Gran Bretagna. Ondata repressiva, attivisti ambientalisti in carcere
LONDRA. La Gran Bretagna non è un paese per (i propri) dissidenti. Gli attivisti che trascorreranno le feste natalizie dietro le sbarre – esemplari vittime di una repressione draconiana che punta a scoraggiare proteste comunque destinate solo ad aumentare – sono attualmente circa una quarantina.
La nazione che da sempre ha dato asilo ai perseguitati politici da tutto il mondo sta reprimendo le proteste interne – soprattutto quelle legate al disfacimento climatico e al genocidio a Gaza – con una durezza dal lezzo autoritario.
Sono vittime del Serious Disruption Prevention Orders, una legge messa in vigore lo scorso aprile dall’allora governo conservatore che punta a impedire quelle azioni di disturbo e quei blocchi del traffico diventati la principale strategia di gruppi ecologisti come Extinction Rebellion e soprattutto Just Stop Oil. Proprio di quest’ultimo movimento – il più duramente represso dal governo – fanno parte una ventina degli attivisti, tra i venti e i sessant’anni, in carcere: in particolare quelli puniti con reclusioni di svariati anni per aver “cospirato” all’interruzione del traffico sulla M25, una delle maggiori arterie autostradali inglesi.
Tra loro anche Roger Hallam, già fondatore di XR, e Phoebe Plummer e Anna Holland, le due ventenni che avevano imbrattato di minestra confezionata i Girasoli di Van Gogh alla National Gallery un paio di anni fa.
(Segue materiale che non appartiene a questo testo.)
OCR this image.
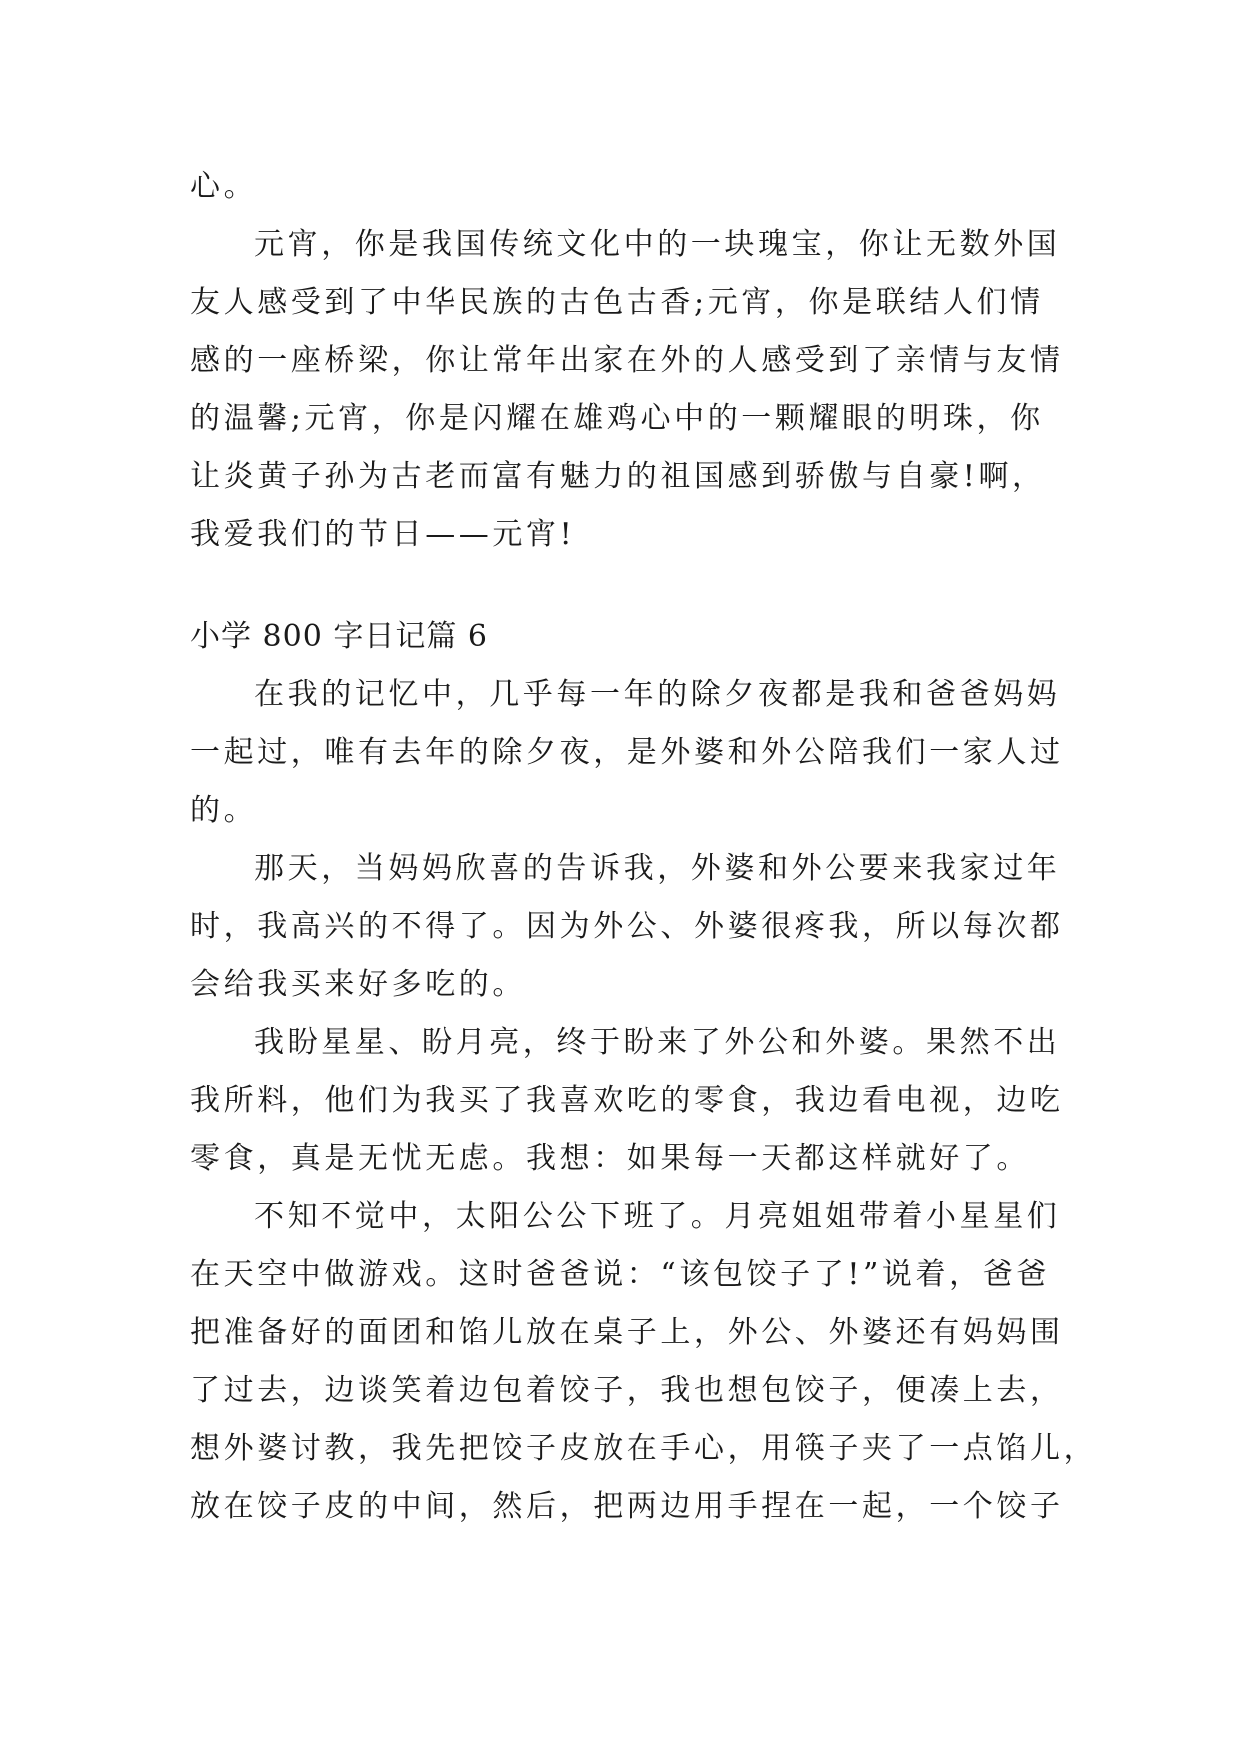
心。

元宵，你是我国传统文化中的一块瑰宝，你让无数外国
友人感受到了中华民族的古色古香;元宵，你是联结人们情
感的一座桥梁，你让常年出家在外的人感受到了亲情与友情
的温馨;元宵，你是闪耀在雄鸡心中的一颗耀眼的明珠，你
让炎黄子孙为古老而富有魅力的祖国感到骄傲与自豪!啊，
我爱我们的节日——元宵!

小学 800 字日记篇 6

在我的记忆中，几乎每一年的除夕夜都是我和爸爸妈妈
一起过，唯有去年的除夕夜，是外婆和外公陪我们一家人过
的。

那天，当妈妈欣喜的告诉我，外婆和外公要来我家过年
时，我高兴的不得了。因为外公、外婆很疼我，所以每次都
会给我买来好多吃的。

我盼星星、盼月亮，终于盼来了外公和外婆。果然不出
我所料，他们为我买了我喜欢吃的零食，我边看电视，边吃
零食，真是无忧无虑。我想：如果每一天都这样就好了。

不知不觉中，太阳公公下班了。月亮姐姐带着小星星们
在天空中做游戏。这时爸爸说：“该包饺子了!”说着，爸爸
把准备好的面团和馅儿放在桌子上，外公、外婆还有妈妈围
了过去，边谈笑着边包着饺子，我也想包饺子，便凑上去，
想外婆讨教，我先把饺子皮放在手心，用筷子夹了一点馅儿，
放在饺子皮的中间，然后，把两边用手捏在一起，一个饺子
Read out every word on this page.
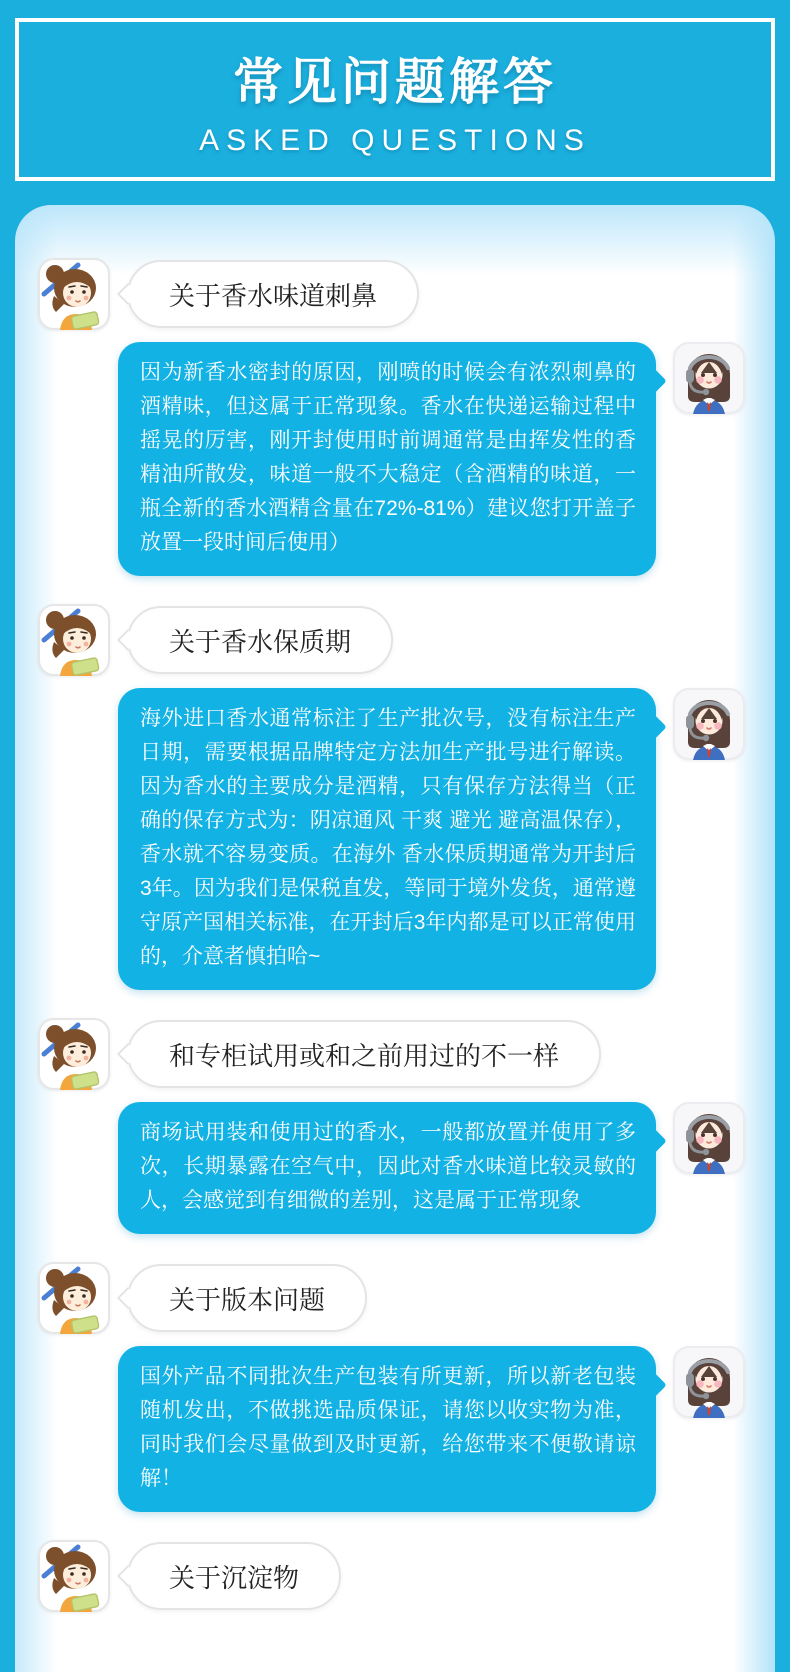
常见问题解答
ASKED QUESTIONS
关于香水味道刺鼻
因为新香水密封的原因，刚喷的时候会有浓烈刺鼻的酒精味，但这属于正常现象。香水在快递运输过程中摇晃的厉害，刚开封使用时前调通常是由挥发性的香精油所散发，味道一般不大稳定（含酒精的味道，一瓶全新的香水酒精含量在72%-81%）建议您打开盖子放置一段时间后使用）
关于香水保质期
海外进口香水通常标注了生产批次号，没有标注生产日期，需要根据品牌特定方法加生产批号进行解读。因为香水的主要成分是酒精，只有保存方法得当（正确的保存方式为：阴凉通风 干爽 避光 避高温保存），香水就不容易变质。在海外 香水保质期通常为开封后3年。因为我们是保税直发，等同于境外发货，通常遵守原产国相关标准，在开封后3年内都是可以正常使用的，介意者慎拍哈~
和专柜试用或和之前用过的不一样
商场试用装和使用过的香水，一般都放置并使用了多次，长期暴露在空气中，因此对香水味道比较灵敏的人，会感觉到有细微的差别，这是属于正常现象
关于版本问题
国外产品不同批次生产包装有所更新，所以新老包装随机发出，不做挑选品质保证，请您以收实物为准，同时我们会尽量做到及时更新，给您带来不便敬请谅解！
关于沉淀物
L’altra ventina di manifestanti erano stati arrestati durante i cortei pro-Palestina: dopo il massacro del 7 ottobre e la successiva mattanza di civili palestinesi che ancora non vede la fine, un certo numero di attivisti ecologisti ha infatti abbracciato la causa palestinese.
Dietro questa legge ovviamente c’era il partito conservatore, al potere dall’ultimo quindicennio: il Public Order Act – il disegno di legge presentato nel 2022, entrato recentemente in vigore e di cui fanno parte le misure – è soprattutto opera della staffetta reazionaria e xenofoba Tory delle ministre dell’Interno Priti Patel e della succeditrice Suella Breverman.
È anche grazie a loro se il paese è diventato leader mondiale nella repressione legale dell’attivismo climatico: secondo uno studio pubblicato di recente, la polizia vi arresta manifestanti ambientalisti a un tasso quasi tre volte superiore alla media globale.
È la denuncia dell’associazione per i diritti civili Liberty a evidenziare questo sopruso, dopo aver definito la legge «lo svergognato tentativo» da parte del governo di reprimere il diritto a manifestare.
Un simile status quo repressivo era stato già lamentato dall’alto commissario per i diritti umani delle Nazioni Unite Volker Turk, che nell’aprile dell’anno scorso non aveva esitato a definirle profondamente inquietanti chiedendone pubblicamente l’abrogazione.
«Questa legge è del tutto inutile: la polizia britannica ha già il potere di agire contro manifestazioni violente e dirompenti», aveva commentato Turk, chiedendo inoltre al governo del Regno Unito di «revocare questa legislazione il prima possibile».
Gli aveva fatto eco Michel Forst, Relatore speciale Onu sui difensori/difenditrici dei diritti umani dal giugno dello scorso anno, descrivendo la situazione nel Regno Unito come «terrificante».
Gli altri paesi stanno «guardando agli esempi del Regno Unito con l’obiettivo di approvarne di propri, che avranno un effetto devastante per l’Europa», aveva aggiunto preveggente lo stesso Forst.
Le destre al potere in mezza Europa non se ne stanno infatti con le manette in mano: le autorità tedesche, francesi, italiane e olandesi hanno tutte risposto alle proteste per il clima degli ultimi anni con arresti di massa, nuove leggi repressive, l’imposizione di pene severe per le manifestazioni non violente e la bollatura degli attivisti come “teppisti”, “sabotatori” o “eco-terroristi.”